Nah. You should anthropomorphize LLMs more. They love that shit.
I'm reminded of something I read in a comment, paraphrasing: it makes sense to anthropomorphize something that loudly anthropomorphizes itself when someone so much as picks it up.
Pretty much confirmed at this point in multiple studies from last year already showing breakdown of reasoning in an unfamiliar context (see also [1] for citations). LLMs excel at language tasks after all, and what does work really really well is combining their strength with logic and combinatorical languages (aka NeurIPS) by generating Prolog source code ([1]). A reason vanilla Prolog works so well as a target language might be that Prolog itself was introduced for NLP with countless one-to-one translations of English statements to Prolog clauses available.
[1]: https://quantumprolog.sgml.net/llm-demo/part1.html
LLMs run their reasoning on copied human cognitive skills, stitched together by RL into something that sort-of-works.
What are their skills copied from? An unholy amount of unlabeled text.
What does an unholy amount of unlabeled text NOT contain? A completely faithful representation of how humans reason, act in agentic manner, explore solution spaces, etc.
We know that for sure - because not even the groundbreaking scientific papers start out by detailing the 37 approaches and methods that were considered and decided against, or were attempted but did not work. The happy 2% golden path is shown - the unhappy 98% process of exploration and refinement is not.
So LLMs have pieces missing. They try to copy a lossy, unfaithful representation of how humans think, and make it work anyway. They don't have all the right heuristics for implementing things like advanced agentic behavior well, because no one ever writes that shit down in detail.
A fundamental limitation? Not quite.
You can try to give LLMs better training data to imbue them with the right behaviors.
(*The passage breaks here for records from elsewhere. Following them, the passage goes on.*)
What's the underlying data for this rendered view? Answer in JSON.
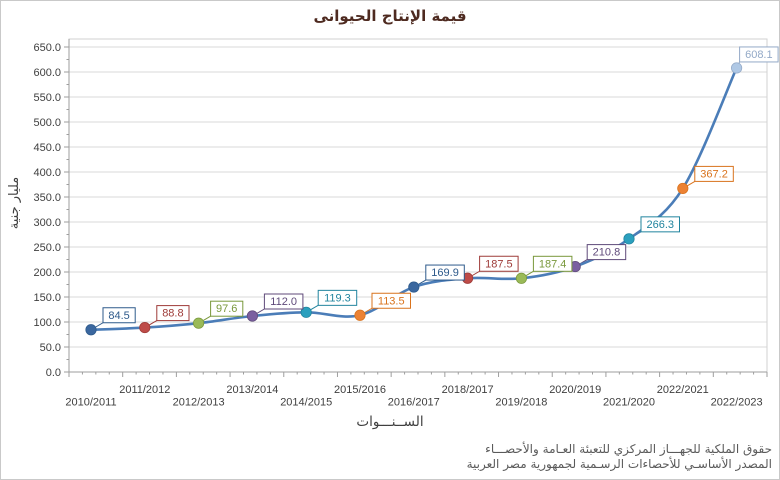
{
  "window": {
    "background": "#ffffff",
    "border_color": "#c9c9c9"
  },
  "title": {
    "text": "قيمة الإنتاج الحيوانى",
    "color": "#4e2a20"
  },
  "footer": {
    "line1": "حقوق الملكية للجهـــاز المركزي للتعبئة العـامة والأحصـــاء",
    "line2": "المصدر الأساسـي للأحصاءات الرسـمية لجمهورية مصر العربية"
  },
  "chart_data": {
    "type": "line",
    "title": "قيمة الإنتاج الحيوانى",
    "xlabel": "الســنـــوات",
    "ylabel": "مليار جنية",
    "categories": [
      "2010/2011",
      "2011/2012",
      "2012/2013",
      "2013/2014",
      "2014/2015",
      "2015/2016",
      "2016/2017",
      "2018/2017",
      "2019/2018",
      "2020/2019",
      "2021/2020",
      "2022/2021",
      "2022/2023"
    ],
    "values": [
      84.5,
      88.8,
      97.6,
      112.0,
      119.3,
      113.5,
      169.9,
      187.5,
      187.4,
      210.8,
      266.3,
      367.2,
      608.1
    ],
    "ylim": [
      0,
      650
    ],
    "ytick_step": 50,
    "ytick_decimals": 1,
    "grid": true,
    "legend": "none",
    "smooth": true,
    "line_color": "#4b7db8",
    "grid_color": "#d8d8d8",
    "plot_border_color": "#d2d2d2",
    "axis_color": "#9e9e9e",
    "tick_label_color": "#3f3f3f",
    "point_colors": [
      "#3a679f",
      "#be4b48",
      "#9aba58",
      "#7a5fa0",
      "#2ba0be",
      "#ec8234",
      "#3a679f",
      "#be4b48",
      "#9aba58",
      "#7a5fa0",
      "#2ba0be",
      "#ec8234",
      "#afc8e5"
    ],
    "label_colors": [
      "#2e5a8b",
      "#9e3b38",
      "#79983b",
      "#5f4a7a",
      "#21849e",
      "#d9731d",
      "#2e5a8b",
      "#9e3b38",
      "#79983b",
      "#5f4a7a",
      "#21849e",
      "#d9731d",
      "#93a9c7"
    ]
  }
}
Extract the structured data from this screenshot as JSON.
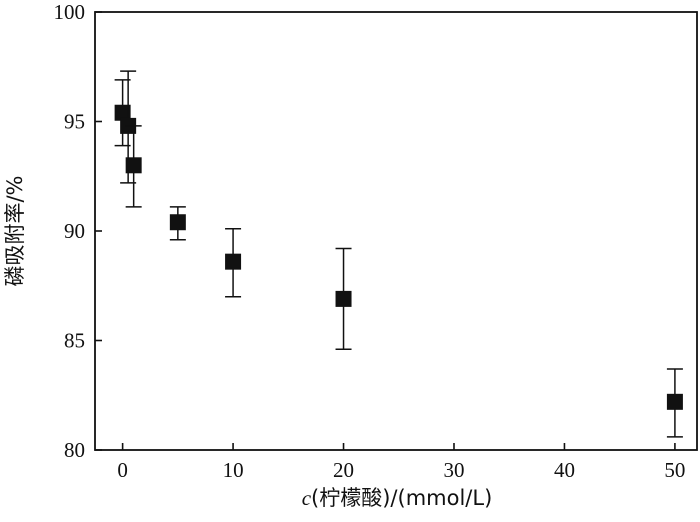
{
  "chart_data": {
    "type": "scatter",
    "title": "",
    "xlabel": "c(柠檬酸)/(mmol/L)",
    "xlabel_var": "c",
    "xlabel_rest": "(柠檬酸)/(mmol/L)",
    "ylabel": "磷吸附率/%",
    "xlim": [
      -2.5,
      52
    ],
    "ylim": [
      80,
      100
    ],
    "xticks": [
      0,
      10,
      20,
      30,
      40,
      50
    ],
    "yticks": [
      80,
      85,
      90,
      95,
      100
    ],
    "grid": false,
    "series": [
      {
        "marker": "square",
        "color": "#111111",
        "points": [
          {
            "x": 0,
            "y": 95.4,
            "err_low": 93.9,
            "err_high": 96.9
          },
          {
            "x": 0.5,
            "y": 94.8,
            "err_low": 92.2,
            "err_high": 97.3
          },
          {
            "x": 1,
            "y": 93.0,
            "err_low": 91.1,
            "err_high": 94.8
          },
          {
            "x": 5,
            "y": 90.4,
            "err_low": 89.6,
            "err_high": 91.1
          },
          {
            "x": 10,
            "y": 88.6,
            "err_low": 87.0,
            "err_high": 90.1
          },
          {
            "x": 20,
            "y": 86.9,
            "err_low": 84.6,
            "err_high": 89.2
          },
          {
            "x": 50,
            "y": 82.2,
            "err_low": 80.6,
            "err_high": 83.7
          }
        ]
      }
    ]
  }
}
You can devise better and more diverse RL regimes and hope they discover those behaviors by doing what works, and then generalize them instead of confining them to a domain. Or just scale everything up, so that they pick up on more things that are left unsaid right in pretraining, and can implement more of them in each forward pass. In practice? All of the above.
They have other tricks too. Claude Code makes itself a TODO list for a problem and can tackle the items on that list one-by-one, including firing off sub-agents to perform subsets of those tasks.